Nikki Nair, M.D.
Boys Town Allergy, Asthma and Pediatric Pulmonology
Did you know you can suddenly have an allergic reaction to something you have been exposed to your entire life? The grass and trees, foods, even common medications could become your trigger point. This is because our bodies have a threshold for a particular allergen and once we cross that limit our bodies become overwhelmed.
Crossing the Threshold
You may be more susceptible to allergens if you:
- Have a weakened immune system (includes pregnancy or taking medication)
- Change or move to a new location
- Acquire a new pet
- Have a family history of allergies
- Had an allergy as a child
Indoor pollution is a factor in the onset of adult allergies.
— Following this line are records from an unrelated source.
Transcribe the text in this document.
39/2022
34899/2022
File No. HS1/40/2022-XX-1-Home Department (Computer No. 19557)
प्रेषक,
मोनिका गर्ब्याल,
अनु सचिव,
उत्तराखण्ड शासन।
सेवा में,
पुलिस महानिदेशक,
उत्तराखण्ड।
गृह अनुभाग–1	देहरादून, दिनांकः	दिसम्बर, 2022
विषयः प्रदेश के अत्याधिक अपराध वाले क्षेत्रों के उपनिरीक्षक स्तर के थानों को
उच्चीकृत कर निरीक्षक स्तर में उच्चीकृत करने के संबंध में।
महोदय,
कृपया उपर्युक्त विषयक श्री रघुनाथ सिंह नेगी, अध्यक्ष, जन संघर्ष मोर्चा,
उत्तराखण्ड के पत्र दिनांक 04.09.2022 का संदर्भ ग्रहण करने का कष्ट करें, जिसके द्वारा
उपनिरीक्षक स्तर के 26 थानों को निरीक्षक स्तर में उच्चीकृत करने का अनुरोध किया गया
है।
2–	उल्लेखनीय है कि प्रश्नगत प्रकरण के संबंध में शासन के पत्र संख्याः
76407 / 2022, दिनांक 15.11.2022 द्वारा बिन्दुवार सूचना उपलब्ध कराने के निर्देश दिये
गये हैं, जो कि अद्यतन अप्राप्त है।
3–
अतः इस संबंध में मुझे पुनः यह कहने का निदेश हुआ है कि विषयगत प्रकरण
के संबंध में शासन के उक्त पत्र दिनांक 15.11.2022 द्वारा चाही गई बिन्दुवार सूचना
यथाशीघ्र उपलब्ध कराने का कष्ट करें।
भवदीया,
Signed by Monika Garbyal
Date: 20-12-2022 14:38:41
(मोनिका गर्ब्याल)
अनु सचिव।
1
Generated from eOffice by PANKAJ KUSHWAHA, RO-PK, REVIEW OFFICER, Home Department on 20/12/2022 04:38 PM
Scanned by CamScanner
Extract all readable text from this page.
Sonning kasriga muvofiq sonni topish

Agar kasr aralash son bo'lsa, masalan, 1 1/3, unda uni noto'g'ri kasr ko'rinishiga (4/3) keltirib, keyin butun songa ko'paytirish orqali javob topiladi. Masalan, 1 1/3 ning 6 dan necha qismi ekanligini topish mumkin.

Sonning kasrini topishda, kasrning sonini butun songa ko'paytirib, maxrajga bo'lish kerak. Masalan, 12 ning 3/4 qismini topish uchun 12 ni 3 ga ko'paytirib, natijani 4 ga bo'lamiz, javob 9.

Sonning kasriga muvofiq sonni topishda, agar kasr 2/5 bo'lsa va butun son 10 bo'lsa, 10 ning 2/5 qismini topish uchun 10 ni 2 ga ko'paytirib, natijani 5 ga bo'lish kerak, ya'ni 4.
Excessive dust, dirt and recycled air particles can be a major trigger for an allergic reaction.
Allergy Symptoms include:
- Watery eyes
- Runny nose
- Dry cough
- Cold-like symptoms
If your cold-like symptoms do not disappear or greatly improve after two weeks, you may want to seek medical advice from your primary physician.
Allergies acquired in adulthood are most likely going to stay with you for life. Adults and children with allergies have three times the risk of developing asthma compared to those who are allergy-free. Other health complications from allergies may include ear infections and chronic sinusitis.
Many adults do not seek treatment either because they do not realize they are having an allergic reaction or they believe their allergies are mild enough that they do not require medical attention.
Adults who do seek medical treatment are given the same three-prong treatment system as children:
- to avoid the particular allergen
- use antihistamines to reduce allergy symptoms
- use of a nasal spray to reduce swelling or inflammation
A series of allergy shots can be administered to adults who have severe allergies or who are not responding well to other treatments.
It is important to remember that allergies can occur at any time and at any age. If you have any questions about allergies or concerns for your health, contact your primary care provider.